Melalui bela negara ini, diharapkan, dalam setiap diri warga negara akan
tumbuh sikap dan perilaku warga negara yang teratur, menyeluruh, terpadu dan
berlanjut yang dilandasi oleh kecintaan pada tanah air, kesadaran berbangsa dan
bernegara serta keyakinan akan pancasila sebagai ideologi negara guna
menghadapi ancaman baik yang berasal dari luar maupun dari dalam negeri yang
membahayakan dan mengancam kedaulatan baik kedaulatan di bidang ideologi,
politik, ekonomi, sosial, budaya, pertahanan dan keamanan negara. Konsep bela
negara sendiri mengandung arti keikutsertaan dalam pertahanan negara, yang
meliputi: mempertahankan kemerdekaan dan kedaulatan negara, keutuhan
wilayah, dan keselamatan bangsa dari segala ancaman. Sedangkan wujud
pembelaan terhadap negara berupa hak dan kewajiban melalui pendidikan
kewarganegaraan, pengabdian sebagai prajurit TNI dan pengabdian sesuai profesi.
Terdapat beberapa perspektif alasan negara perlu dibela oleh
warganegaranya, yaitu: Pertama, berdasarkan teori dan tujuan negara. Alasan ini
sangat erat kaitannya dengan tujuan akhir negara yaitu untuk menciptakan
kebahagiaan bagi rakyatnya (bonum publicum, common good, common weal).

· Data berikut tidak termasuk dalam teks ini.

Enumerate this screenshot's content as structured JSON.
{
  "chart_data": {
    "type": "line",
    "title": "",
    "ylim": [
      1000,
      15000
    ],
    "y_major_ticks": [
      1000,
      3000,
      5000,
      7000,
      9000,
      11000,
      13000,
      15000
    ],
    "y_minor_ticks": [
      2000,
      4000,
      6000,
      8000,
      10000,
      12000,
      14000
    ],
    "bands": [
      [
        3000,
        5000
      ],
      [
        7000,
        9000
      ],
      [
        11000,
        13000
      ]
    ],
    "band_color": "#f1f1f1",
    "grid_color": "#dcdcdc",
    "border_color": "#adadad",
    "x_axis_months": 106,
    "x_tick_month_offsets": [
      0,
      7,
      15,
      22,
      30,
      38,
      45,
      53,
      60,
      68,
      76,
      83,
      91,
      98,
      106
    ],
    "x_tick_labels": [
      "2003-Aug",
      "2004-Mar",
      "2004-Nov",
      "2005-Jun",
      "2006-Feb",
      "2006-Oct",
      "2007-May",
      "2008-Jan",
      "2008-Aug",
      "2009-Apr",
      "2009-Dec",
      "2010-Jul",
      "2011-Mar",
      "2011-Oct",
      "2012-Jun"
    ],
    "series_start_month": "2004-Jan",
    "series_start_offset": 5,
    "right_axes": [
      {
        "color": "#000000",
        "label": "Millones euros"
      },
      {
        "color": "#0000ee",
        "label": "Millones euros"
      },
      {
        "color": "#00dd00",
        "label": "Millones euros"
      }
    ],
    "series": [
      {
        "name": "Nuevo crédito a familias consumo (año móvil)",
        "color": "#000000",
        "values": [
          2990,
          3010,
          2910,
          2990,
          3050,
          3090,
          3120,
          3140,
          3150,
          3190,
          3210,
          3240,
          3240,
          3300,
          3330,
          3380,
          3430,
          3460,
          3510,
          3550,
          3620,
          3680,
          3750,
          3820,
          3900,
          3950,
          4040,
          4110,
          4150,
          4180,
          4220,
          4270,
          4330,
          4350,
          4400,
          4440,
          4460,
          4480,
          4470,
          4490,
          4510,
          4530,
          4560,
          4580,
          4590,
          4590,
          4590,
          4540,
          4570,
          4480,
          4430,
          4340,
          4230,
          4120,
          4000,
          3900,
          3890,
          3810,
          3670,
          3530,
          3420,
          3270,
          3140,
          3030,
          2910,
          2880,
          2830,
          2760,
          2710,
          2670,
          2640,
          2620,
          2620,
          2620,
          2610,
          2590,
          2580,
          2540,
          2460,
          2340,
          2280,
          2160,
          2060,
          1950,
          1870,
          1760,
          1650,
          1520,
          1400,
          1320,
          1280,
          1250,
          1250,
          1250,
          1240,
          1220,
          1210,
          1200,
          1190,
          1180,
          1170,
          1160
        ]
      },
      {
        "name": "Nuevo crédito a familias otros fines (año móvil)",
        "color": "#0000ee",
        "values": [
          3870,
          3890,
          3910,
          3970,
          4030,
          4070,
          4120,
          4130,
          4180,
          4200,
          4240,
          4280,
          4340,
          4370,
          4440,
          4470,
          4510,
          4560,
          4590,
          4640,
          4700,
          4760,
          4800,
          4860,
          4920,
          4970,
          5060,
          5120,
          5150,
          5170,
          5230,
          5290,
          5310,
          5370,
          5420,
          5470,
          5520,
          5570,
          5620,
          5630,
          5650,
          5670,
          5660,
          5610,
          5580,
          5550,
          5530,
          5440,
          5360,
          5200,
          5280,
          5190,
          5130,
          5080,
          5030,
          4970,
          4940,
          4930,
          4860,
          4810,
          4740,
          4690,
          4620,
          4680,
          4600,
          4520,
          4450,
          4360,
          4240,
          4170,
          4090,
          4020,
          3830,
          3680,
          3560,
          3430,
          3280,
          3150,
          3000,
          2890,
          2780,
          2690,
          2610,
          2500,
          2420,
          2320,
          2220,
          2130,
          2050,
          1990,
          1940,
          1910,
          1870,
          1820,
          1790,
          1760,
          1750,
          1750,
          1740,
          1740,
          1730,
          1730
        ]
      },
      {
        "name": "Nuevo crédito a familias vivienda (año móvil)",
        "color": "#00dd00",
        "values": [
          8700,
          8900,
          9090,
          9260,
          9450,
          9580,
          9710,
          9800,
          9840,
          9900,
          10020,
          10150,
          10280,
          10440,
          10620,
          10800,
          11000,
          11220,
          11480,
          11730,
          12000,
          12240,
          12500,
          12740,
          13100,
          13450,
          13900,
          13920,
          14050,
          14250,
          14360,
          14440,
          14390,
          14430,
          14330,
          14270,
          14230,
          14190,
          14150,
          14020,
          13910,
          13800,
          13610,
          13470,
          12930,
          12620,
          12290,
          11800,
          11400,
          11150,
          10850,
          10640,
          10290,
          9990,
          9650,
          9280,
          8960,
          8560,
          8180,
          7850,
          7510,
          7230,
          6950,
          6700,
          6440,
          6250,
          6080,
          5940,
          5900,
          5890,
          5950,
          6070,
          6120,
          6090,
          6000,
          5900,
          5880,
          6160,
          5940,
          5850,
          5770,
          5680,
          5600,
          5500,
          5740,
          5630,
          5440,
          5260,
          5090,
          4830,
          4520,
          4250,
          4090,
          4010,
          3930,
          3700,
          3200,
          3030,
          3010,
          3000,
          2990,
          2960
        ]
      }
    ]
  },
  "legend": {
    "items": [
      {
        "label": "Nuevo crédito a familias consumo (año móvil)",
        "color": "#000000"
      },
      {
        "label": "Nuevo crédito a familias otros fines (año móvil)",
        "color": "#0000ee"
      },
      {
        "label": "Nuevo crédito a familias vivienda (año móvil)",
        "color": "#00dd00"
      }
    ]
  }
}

Dengan kata lain negara didirikan untuk menyejahterakan warganya. Jadi sudah
seharusnya demi untuk mewujudkan cita-cita bersama dalam bernegara setiap
warga negara bersedia membela negaranya karena untuk kepentingan dirinya dan
sesamanya.
Kedua, berdasarkan pada pemikiran rasional. Aspek pertahanan
merupakan faktor penting dalam menjamin kelangsungan hidup Negara. Tanpa
kemampuan mempertahankan diri, suatu negara tidak akan dapat
mempertahankan keberadaan atau eksistensinya. Ketiga, kontrak sosial bangsa
Indonesia memproklamirkan kemerdekaannya pada 17 Agustus 1945 bertekad
bulat untuk membela, mempertahankan, dan menegakkan kemerdekaan, serta
kedaulatan negara berdasarkan Pancasila dan UUD 1945. Keempat, pertimbangan
moral, kemerdekaan adalah hak segala bangsa dan oleh sebab itu penjajahan di
atas dunia harus dihapuskan karena tidak sesuai dengan perikemanusiaan dan
perikeadilan.
Kelima, ketentuan hukum atau yuridis, meliputi 1) UUD 1945 Pasal 27
Ayat (3): “Bahwa tiap warga Negara behak dan wajib ikut serta dalam upaya bela
Negara”, 2) UUD 1945 Pasal 30 Ayat (1) dan (2) “”Bahwa tiap warga Negara
berhak dan wajib ikut serta dalam usaha Pertahanan dan Keamanan Negara, dan
Usaha Pertahanan dan Keamanan Negara dilaksanakan melalui Sistem Pertahanan
dan Keamanan Rakyat Semesta oleh TNI dan Kepolisian sebagai Komponen
Utama, Rakyat sebagai Komponen Pendukung.
Oleh karena itulah setiap warga negara Indonesia dengan hak dan
kewajiban yang sama, dapat berperan aktif dalam melaksanakan bela negara.
Tentara dan masyarakat sipil merupakan sumber daya manusia yang menjadi
komponen terpenting dalam sistem pertahanan nasional, yaitu pertahanan dan
keamanan rakyat semesta. Sistem pertahanan ini menempatkan TNI dan Polri
sebagai komponen utama dan rakyat sebagai komponen pendukung.Mengakhiri
polemik yang terjadi sudah seyogyanya pemerintah segera menyusun Rancangan
UU tentang Komponen Pendukung Pertahanan Negara yang akan menjadi payung
hukum mobilisasi warga sipil untuk kepentingan bela negara.